C’est un mini-séisme au cœur de l’Europe que vient de provoquer le jeune vice-président américain, James David Vance, 40 ans, lors de son intervention à Munich pour la conférence annuelle sur la sécurité internationale. Il s’agit d’une de ces secousses qui font bouger les lignes : alors que le parterre d’élites européennes l’attendait sur l’Ukraine, il a choisi de questionner frontalement, et en profondeur, l’Union européenne, d’inspiration démocrate-chrétienne, sur le terrain de ses valeurs fondamentales.
Ce qui menace avant tout la sécurité des Européens, a-t-il affirmé, n’est pas d’abord la guerre sur leur sol, mais l’abandon de leurs propres valeurs, au premier rang desquelles figurent la liberté de pensée et la liberté de religion. Prenant pour exemple la condamnation en octobre 2024, en Grande-Bretagne, d’un homme ayant prié en silence non loin d’un centre d’avortement.
Converti à la foi catholique depuis peu, JD Vance est un lecteur de saint Augustin, dont il a reconnu l’influence sur son chemin de foi et sur ses idées politiques. C’est également l’évêque d’Hippone, auteur de la Cité de Dieu, qui avait guidé le pape Benoît XVI en 2011, lors de sa magistrale leçon politique devant le Parlement allemand, 500 km plus au nord. Celui qui avait été précédemment archevêque de Munich avait alors interrogé ses compatriotes sur la source de la justice, citant saint Augustin : « Enlève le droit – et alors qu’est-ce qui distingue l’État d’une grosse bande de brigands ? »
Le droit et la culture européenne, pour le prédécesseur du pape François, tiennent en effet leur source de la rencontre entre Jérusalem – la foi au Dieu d’Israël –, Athènes – la philosophie – et Rome – la pensée juridique. C’est cette triple rencontre qui, selon Benoît XVI, « fonde l’identité profonde de l’Europe » et constitue le fondement des droits de l’homme et de la démocratie. Dès lors, le critère de la majorité des votes ne peut suffire, affirmait-il, lorsque la dignité intrinsèque de l’homme – sa vie – est en jeu.

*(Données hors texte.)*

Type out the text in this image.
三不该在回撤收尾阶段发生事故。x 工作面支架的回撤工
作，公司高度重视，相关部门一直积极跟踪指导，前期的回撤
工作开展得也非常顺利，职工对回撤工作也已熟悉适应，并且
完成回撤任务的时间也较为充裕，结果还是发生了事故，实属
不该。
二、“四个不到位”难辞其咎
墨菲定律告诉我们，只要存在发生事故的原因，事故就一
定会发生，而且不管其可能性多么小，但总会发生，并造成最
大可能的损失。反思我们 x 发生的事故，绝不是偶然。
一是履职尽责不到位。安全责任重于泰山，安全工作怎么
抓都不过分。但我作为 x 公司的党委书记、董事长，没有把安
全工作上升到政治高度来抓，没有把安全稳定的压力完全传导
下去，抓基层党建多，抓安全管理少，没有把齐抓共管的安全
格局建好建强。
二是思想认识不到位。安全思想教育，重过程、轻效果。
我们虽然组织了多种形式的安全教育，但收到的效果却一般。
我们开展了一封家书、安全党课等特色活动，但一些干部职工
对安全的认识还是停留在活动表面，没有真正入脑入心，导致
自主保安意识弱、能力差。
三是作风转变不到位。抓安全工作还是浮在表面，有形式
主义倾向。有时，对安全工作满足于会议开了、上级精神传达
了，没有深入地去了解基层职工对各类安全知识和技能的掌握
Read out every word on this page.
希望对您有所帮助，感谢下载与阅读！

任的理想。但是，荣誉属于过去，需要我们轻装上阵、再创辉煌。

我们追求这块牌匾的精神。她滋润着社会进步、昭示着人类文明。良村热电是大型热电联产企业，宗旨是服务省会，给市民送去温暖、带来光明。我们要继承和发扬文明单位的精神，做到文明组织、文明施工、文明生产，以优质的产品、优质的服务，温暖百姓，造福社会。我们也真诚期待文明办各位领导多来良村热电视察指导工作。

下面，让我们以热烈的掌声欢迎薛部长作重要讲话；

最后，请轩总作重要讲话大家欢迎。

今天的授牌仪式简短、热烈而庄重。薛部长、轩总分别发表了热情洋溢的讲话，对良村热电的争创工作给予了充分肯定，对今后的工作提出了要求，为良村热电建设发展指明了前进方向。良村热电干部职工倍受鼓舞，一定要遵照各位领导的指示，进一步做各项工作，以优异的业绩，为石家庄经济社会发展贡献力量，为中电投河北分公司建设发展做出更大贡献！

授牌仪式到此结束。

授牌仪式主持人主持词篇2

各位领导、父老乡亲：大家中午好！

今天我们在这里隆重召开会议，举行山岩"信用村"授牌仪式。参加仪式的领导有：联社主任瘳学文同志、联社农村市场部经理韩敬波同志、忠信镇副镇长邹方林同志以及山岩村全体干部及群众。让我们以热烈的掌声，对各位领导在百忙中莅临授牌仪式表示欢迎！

Pour le pape allemand, il faut donc réhabiliter un principe supérieur, qui s’impose à tous : le droit naturel, cette loi « inscrite dans le cœur » de chaque être humain selon saint Paul (Rm 2, 14), hélas reléguée au ban de l’histoire depuis la Révolution française. « L’homme aussi, soulignait encore le pape, possède une nature qu’il doit respecter et qu’il ne peut manipuler à volonté. (…) L’homme ne se crée pas lui-même. »
Menace islamiste
Coïncidence : c’est également à Munich que s’est produit, la veille du discours de JD Vance, un attentat à la voiture-bélier, faisant deux morts, une petite-fille de 2 ans et sa mère, et 37 blessés. Selon les autorités, le suspect a agi pour des motifs religieux et islamistes. Il y a donc urgence, en effet, que l’Europe retrouve son identité chrétienne, qui avait été niée lors du projet de Constitution européenne en 2005. Vingt ans plus tard, la volonté des évêques français de se constituer comme partie civile dans le procès de l’attentat à la basilique de Nice, qui avait fait trois morts, constitue un élément positif. Les évêques ont considéré en effet que le christianisme était visé en tant que tel dans cette attaque à caractère islamiste. C’est toujours l’ennemi qui nous permet le mieux de définir ce que l’on est et ce que l’on croit.